Related article: Will S&P Change ‘Negative’ Reinsurance Outlook to ‘Stable’ in ’23?

Also affirming Swiss Re’s “AA-” ratings, S&P revised the rating outlook there to stable from negative, citing continued improvement in non-life underwriting performance since 2021—in line with S&P’s expectations. The improvement has come about as the result of corrective actions taken by the management team in recent years and a significantly improved pricing environment.

The outlook revision also reflects S&P’s expectation of more to come in 2023-2024, recognizing the strong underwriting results in the corporate solutions segment (combined ratio of 91 in first-half 2023) and P/C reinsurance (94.7). S&P said that with increasing investment income as well, Swiss Re should product net income figures of $2.8 billion and $3.0 billion for 2023 and 2024 respectively. These figures are likely to translate to a ROEs close to 20 for 2023 and 2024.
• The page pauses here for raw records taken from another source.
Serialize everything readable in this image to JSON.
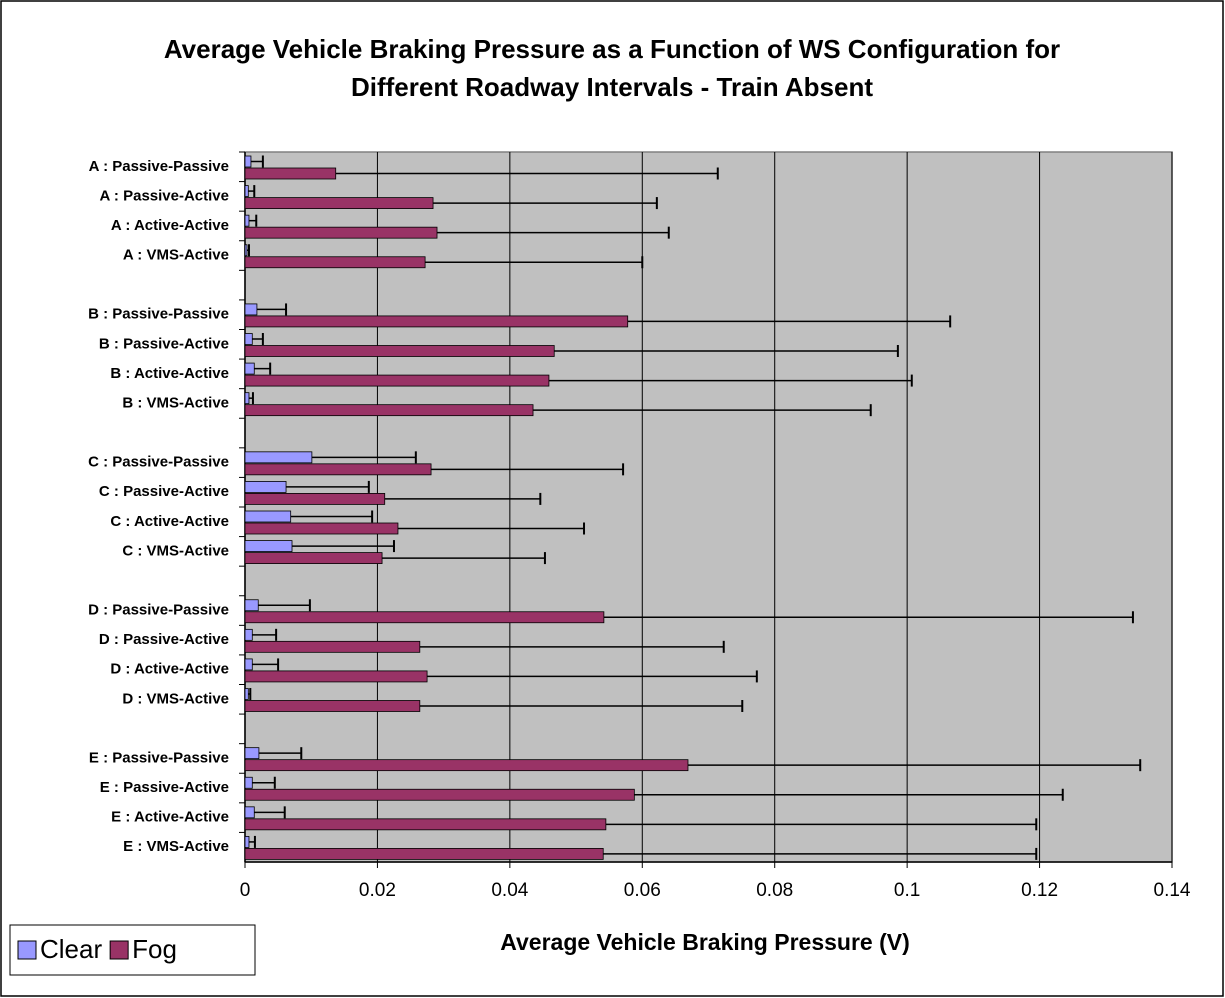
{
  "chart_data": {
    "type": "hbar",
    "title": "Average Vehicle Braking Pressure as a Function of WS Configuration for Different Roadway Intervals - Train Absent",
    "x_label": "Average Vehicle Braking Pressure (V)",
    "categories": [
      "A : Passive-Passive",
      "A : Passive-Active",
      "A : Active-Active",
      "A : VMS-Active",
      null,
      "B : Passive-Passive",
      "B : Passive-Active",
      "B : Active-Active",
      "B : VMS-Active",
      null,
      "C : Passive-Passive",
      "C : Passive-Active",
      "C : Active-Active",
      "C : VMS-Active",
      null,
      "D : Passive-Passive",
      "D : Passive-Active",
      "D : Active-Active",
      "D : VMS-Active",
      null,
      "E : Passive-Passive",
      "E : Passive-Active",
      "E : Active-Active",
      "E : VMS-Active"
    ],
    "series": [
      {
        "name": "Clear",
        "color": "#9999ff",
        "values": [
          0.0009,
          0.0005,
          0.0006,
          0.0003,
          null,
          0.0018,
          0.0011,
          0.0014,
          0.0006,
          null,
          0.0101,
          0.0062,
          0.0069,
          0.0071,
          null,
          0.002,
          0.0011,
          0.0011,
          0.0005,
          null,
          0.0021,
          0.0011,
          0.0014,
          0.0006
        ],
        "errors": [
          0.0018,
          0.0009,
          0.0011,
          0.0003,
          null,
          0.0044,
          0.0016,
          0.0024,
          0.0006,
          null,
          0.0157,
          0.0125,
          0.0123,
          0.0154,
          null,
          0.0078,
          0.0036,
          0.0039,
          0.0003,
          null,
          0.0064,
          0.0034,
          0.0046,
          0.0009
        ]
      },
      {
        "name": "Fog",
        "color": "#993366",
        "values": [
          0.0137,
          0.0284,
          0.029,
          0.0272,
          null,
          0.0578,
          0.0467,
          0.0459,
          0.0435,
          null,
          0.0281,
          0.0211,
          0.0231,
          0.0207,
          null,
          0.0542,
          0.0264,
          0.0275,
          0.0264,
          null,
          0.0669,
          0.0588,
          0.0545,
          0.0541
        ],
        "errors": [
          0.0577,
          0.0338,
          0.035,
          0.0328,
          null,
          0.0487,
          0.0519,
          0.0548,
          0.051,
          null,
          0.029,
          0.0235,
          0.0281,
          0.0246,
          null,
          0.0799,
          0.0459,
          0.0498,
          0.0487,
          null,
          0.0683,
          0.0647,
          0.065,
          0.0654
        ]
      }
    ],
    "xlim": [
      0,
      0.14
    ],
    "xticks": [
      0,
      0.02,
      0.04,
      0.06,
      0.08,
      0.1,
      0.12,
      0.14
    ],
    "grid": true,
    "legend": "bottom-left",
    "plot_background": "#c0c0c0"
  }
}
“We expect the group to continue to benefit from the positive pricing momentum in the P/C reinsurance market and that increases in P/C reinsurance rates will outpace the negative impact of inflation on its claims experience,” the S&P statement said. “Our base case is that, in conjunction with its strongly performing corporate solutions segment, the group should record combined ratios below 95 in 2023-2024,” S&P said, also commenting on the prospect of “more normalized performance” in the life/health reinsurance business in 2024 and 2025, which suffered depressed profitability in recent years due to COVID-19-related losses.